Des femmes, la tête recouverte d'un foulard, souvent un bouquet de fleurs ou un cierge allumé à la main, des hommes de tous âges, en costume sombre, certains venus de régions reculées de Russie : une foule compacte et recueillie a assisté mercredi aux funérailles d'Alexandre Soljenitsyne.

Les forces de l'ordre déployées en nombre au monastère Donskoï de Moscou ne sont pas parvenues à contenir les centaines de personnes présentes lorsque le cortège funèbre s'est ébranlé, vers 12 h 30, hors de la Grande cathédrale en briques d'un rouge très clair et aux bulbes noirs vers le cimetière, à une centaine de mètres de là.

Au son des chants liturgiques et dans une forte odeur d'encens, un soldat tenant un portrait en noir en blanc de l'écrivain a précédé dix de ses camarades portant des gerbes de roses, suivis d'une cohorte de religieux orthodoxes, et du cercueil escorté par quatre militaires, baïonnette au canon et levant bien haut les jambes.

Une dame âgée s'est alors figée, s'exclamant «Seigneur!», tandis qu'une petite fille agitait un ours en peluche dans les bras de sa grand-mère.

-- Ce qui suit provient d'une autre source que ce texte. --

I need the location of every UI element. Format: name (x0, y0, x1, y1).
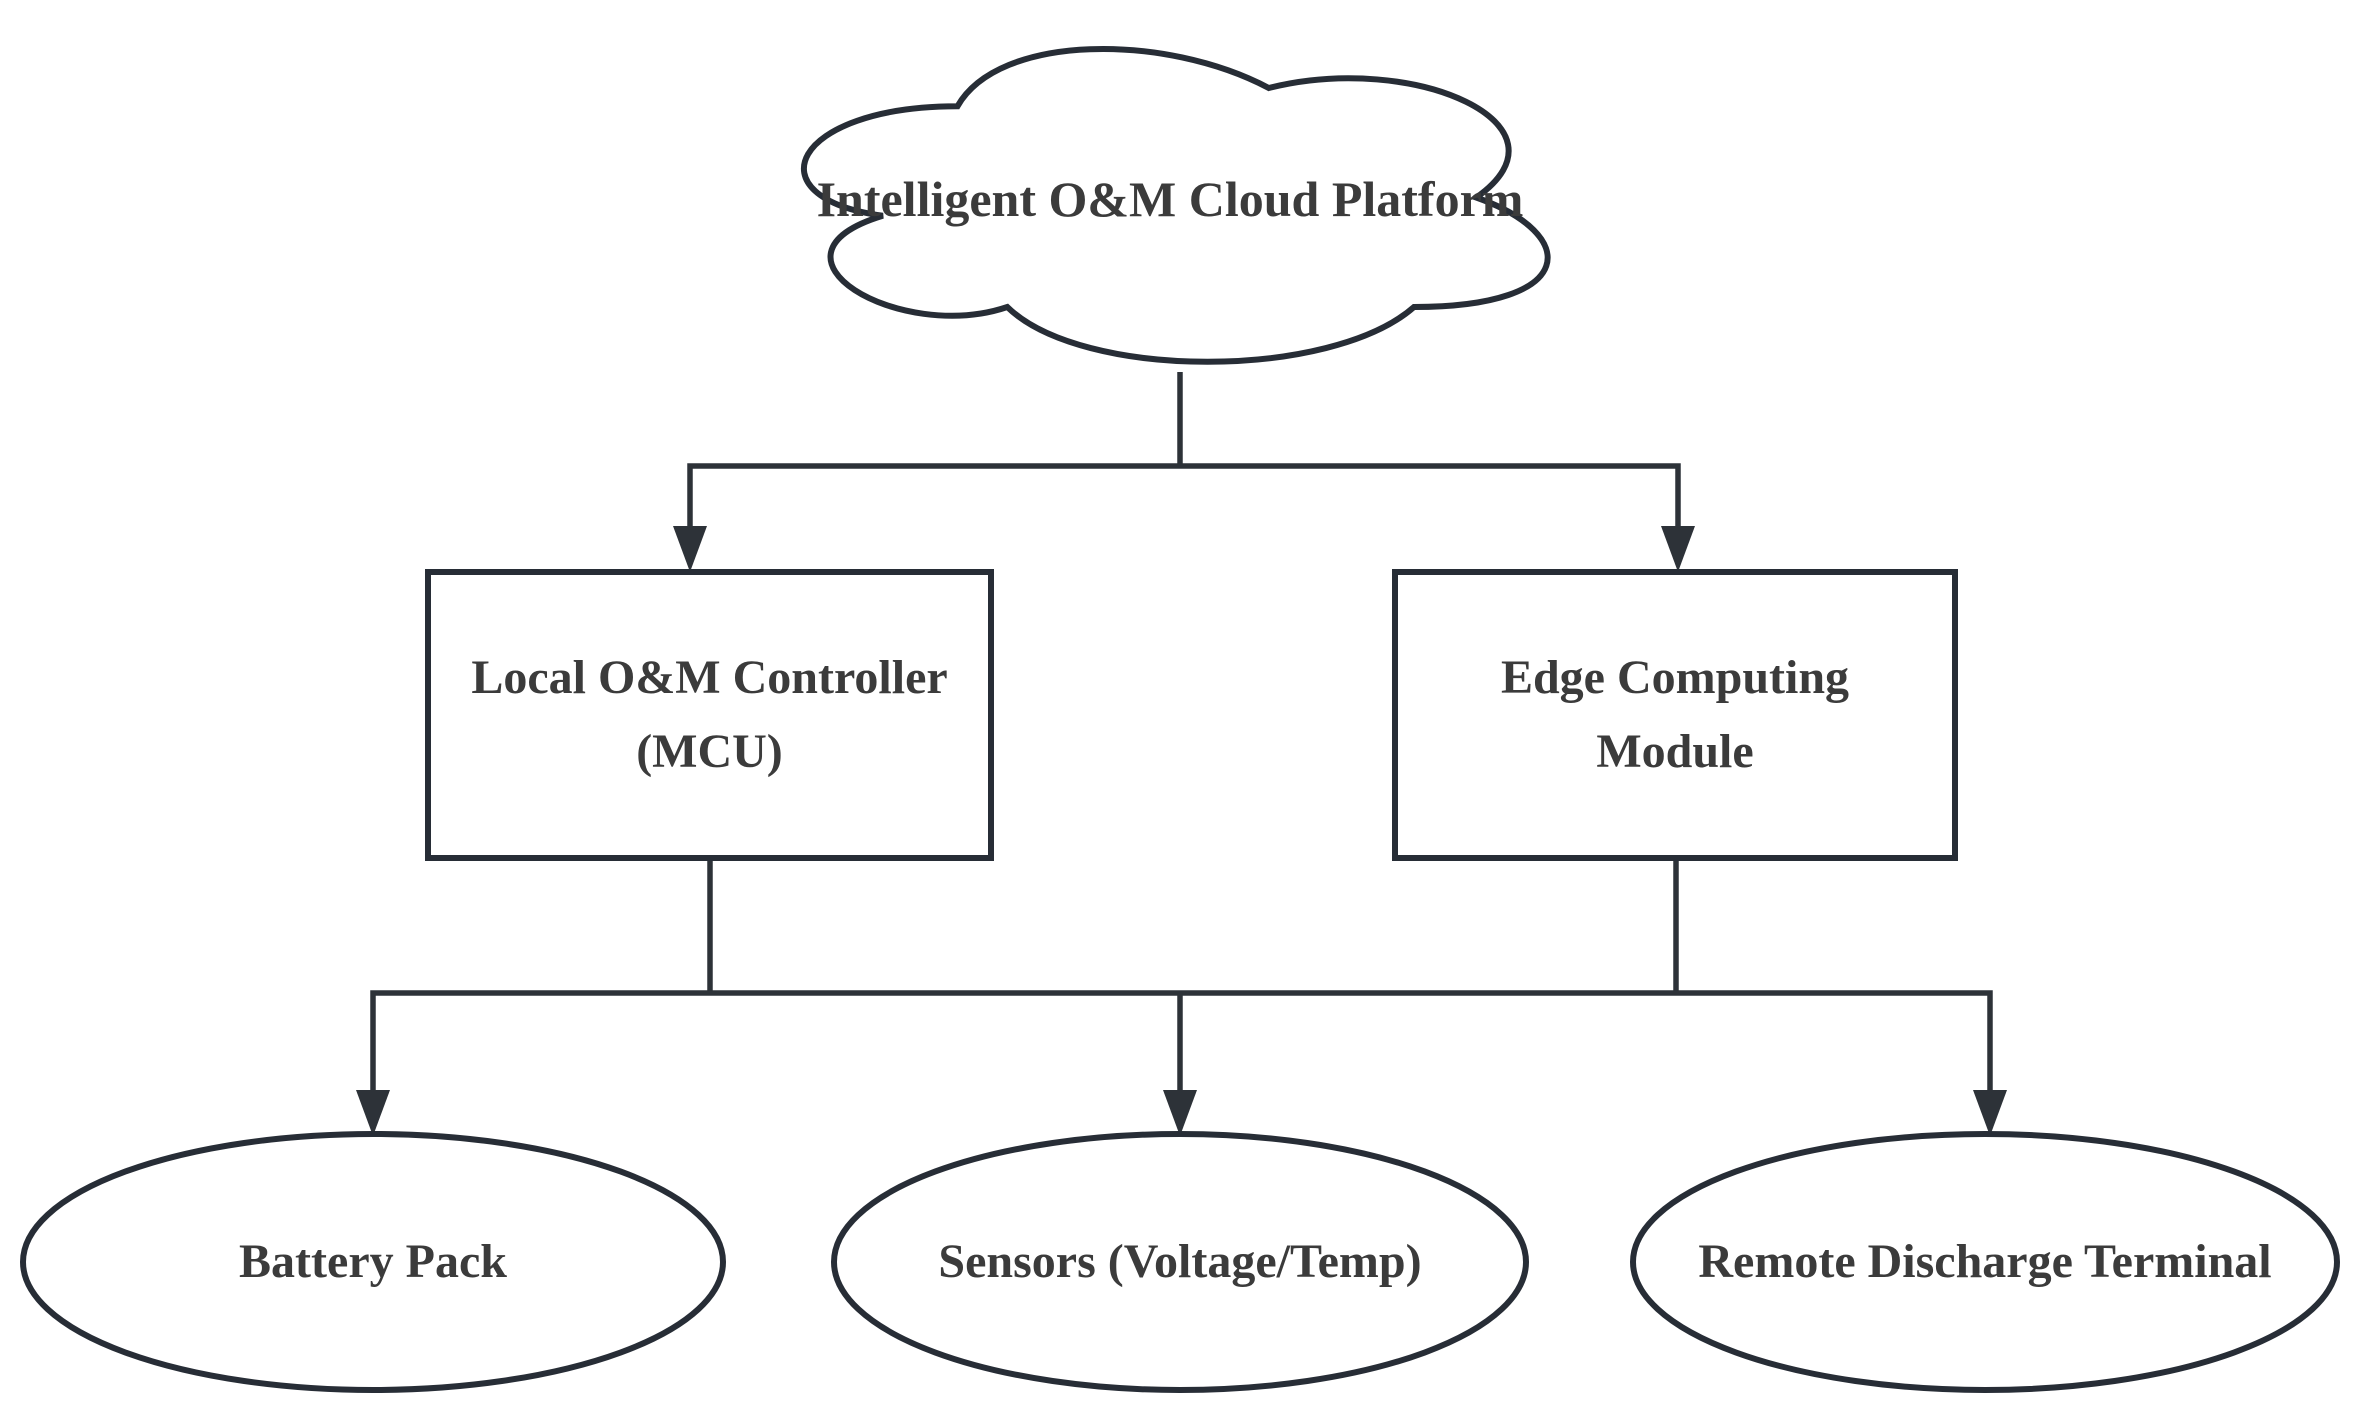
battery-pack-ellipse (20, 1131, 726, 1393)
sensors-ellipse (831, 1131, 1529, 1393)
arrowhead-into-sensors (1163, 1090, 1197, 1136)
edge-module-box (1392, 569, 1958, 861)
local-controller-box (425, 569, 994, 861)
arrowhead-into-battery-pack (356, 1090, 390, 1136)
cloud-shape (801, 46, 1551, 365)
remote-terminal-ellipse (1630, 1131, 2340, 1393)
arrowhead-into-edge-module (1661, 526, 1695, 572)
connector-top-trunk (687, 463, 1681, 534)
arrowhead-into-local-controller (673, 526, 707, 572)
arrowhead-into-remote-terminal (1973, 1090, 2007, 1136)
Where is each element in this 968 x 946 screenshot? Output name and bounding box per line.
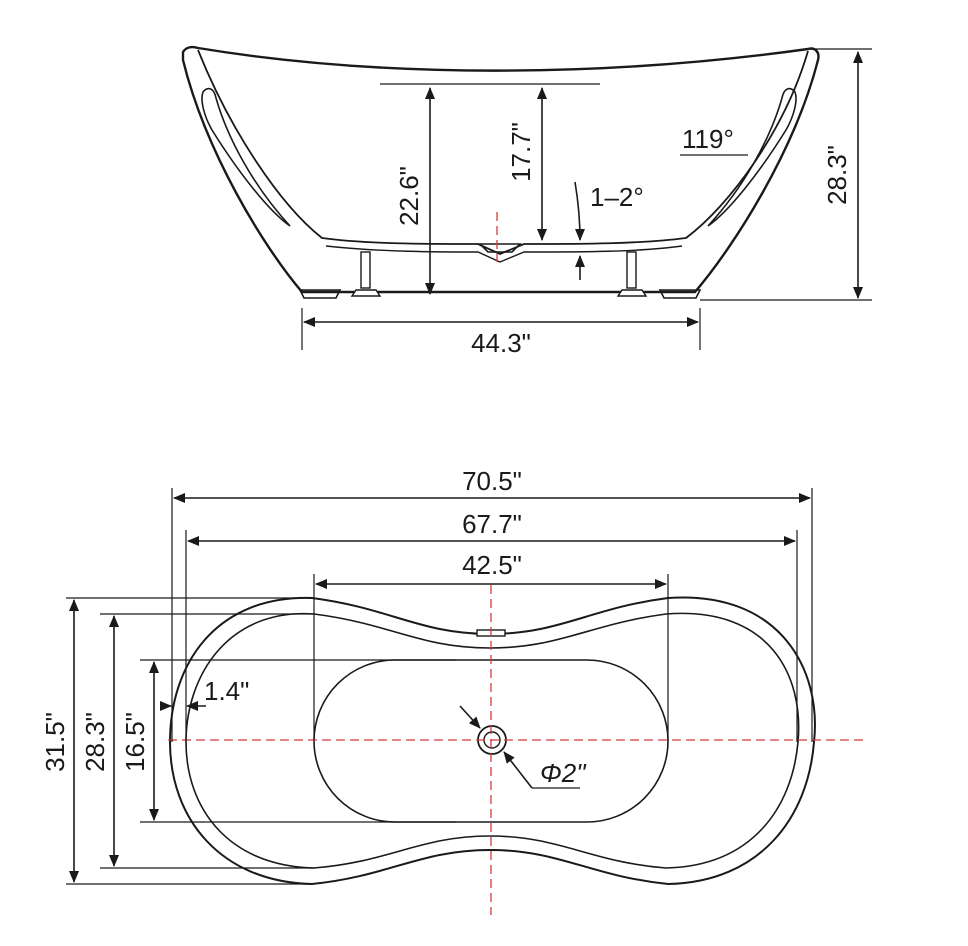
side-view: 22.6" 17.7" 1–2° 119° 28.3" 44.3" [181,45,872,358]
rim-slot-left [201,87,291,227]
foot-right [616,251,648,297]
base-shoe-right [658,289,702,299]
label-wall-angle: 119° [682,124,734,154]
label-base-length: 44.3" [471,328,531,358]
label-bottom-width: 16.5" [120,712,150,772]
label-rim-thickness: 1.4" [204,676,249,706]
tub-outer-profile [181,45,820,294]
label-inner-depth: 22.6" [394,166,424,226]
label-total-height: 28.3" [822,145,852,205]
label-outer-rim-length: 67.7" [462,509,522,539]
label-water-depth: 17.7" [506,122,536,182]
label-flat-bottom-length: 42.5" [462,550,522,580]
label-floor-slope: 1–2° [590,182,644,212]
tub-inner-rim [185,612,800,869]
tub-inner-bowl [197,49,809,255]
dim-drain-arrow-top [459,705,481,729]
label-overall-width: 31.5" [40,712,70,772]
label-overall-length: 70.5" [462,466,522,496]
top-view: 70.5" 67.7" 42.5" 31.5" 28.3" 16.5" 1.4"… [40,466,864,915]
drain-side [478,243,522,253]
dim-drain-arrow-bottom [503,751,533,789]
tub-outer-rim [168,596,816,886]
label-outer-rim-width: 28.3" [80,712,110,772]
rim-slot-right [707,87,797,227]
tub-inner-bowl-bottom [325,245,683,263]
foot-left [350,251,382,297]
base-shoe-left [298,289,342,299]
slope-arrow-top [574,181,585,241]
label-drain-diameter: Φ2" [540,758,587,788]
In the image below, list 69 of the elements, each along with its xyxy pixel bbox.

Une bourrasque de vent s'est mise à souffler sur l'assistance, sous un ciel toujours menaçant.

Jusqu'à cet instant précis, la foule avait patiemment attendu, dans le silence le plus complet, que le service religieux se termine à l'intérieur de la Grande cathédrale, où la dépouille d'Alexandre Soljenitsyne reposait entre deux gigantesques colonnes, au milieu des abondantes dorures des icônes, un immense lustre suspendu au-dessus d'elle.

L'assistance s'est finalement ruée, dans une invraisemblable bousculade, en direction de la chapelle, derrière l'église, à côté de laquelle l'écrivain a été mis en terre, un quart d'heure plus tard, quand les prêtres se sont arrêtés de chanter et trois salves de fusils et la musique militaire ont retenti.

Les proches ont jeté de la terre sur le cercueil, entouré d'un revêtement synthétique vert parsemé de branches de sapin, sous un grand arbre et des femmes n'ont pu retenir leurs larmes.

Le président Dmitri Medvedev s'était pour sa part discrètement rendu dans la Grande cathédrale par une entrée latérale, au contraire du maire de Moscou Iouri Loujkov, qui a longuement parlé à des journalistes non loin des marches menant à la porte principale.

«C'est une personne unique. Il a eu un destin à la fois heureux et tragique, je dirais même plus heureux que tragique : il est revenu dans la patrie», a dit M. Loujkov.

«Il est le père ou le frère de tous les prisonniers politiques. De tels hommes ne meurent pas. Ses idées restent vivantes», a, quant à lui, commenté, juste à l'extérieur du long mur entourant le monastère, Vitold Abankine, emprisonné 12 années durant «pour avoir écrit des poèmes» et venu de Rostov-sur-le-Don pour un dernier hommage.

Sur une gerbe déposée devant la Grande cathédrale, on pouvait lire : «À Alexandre Soljenitsyne, un grand Russe».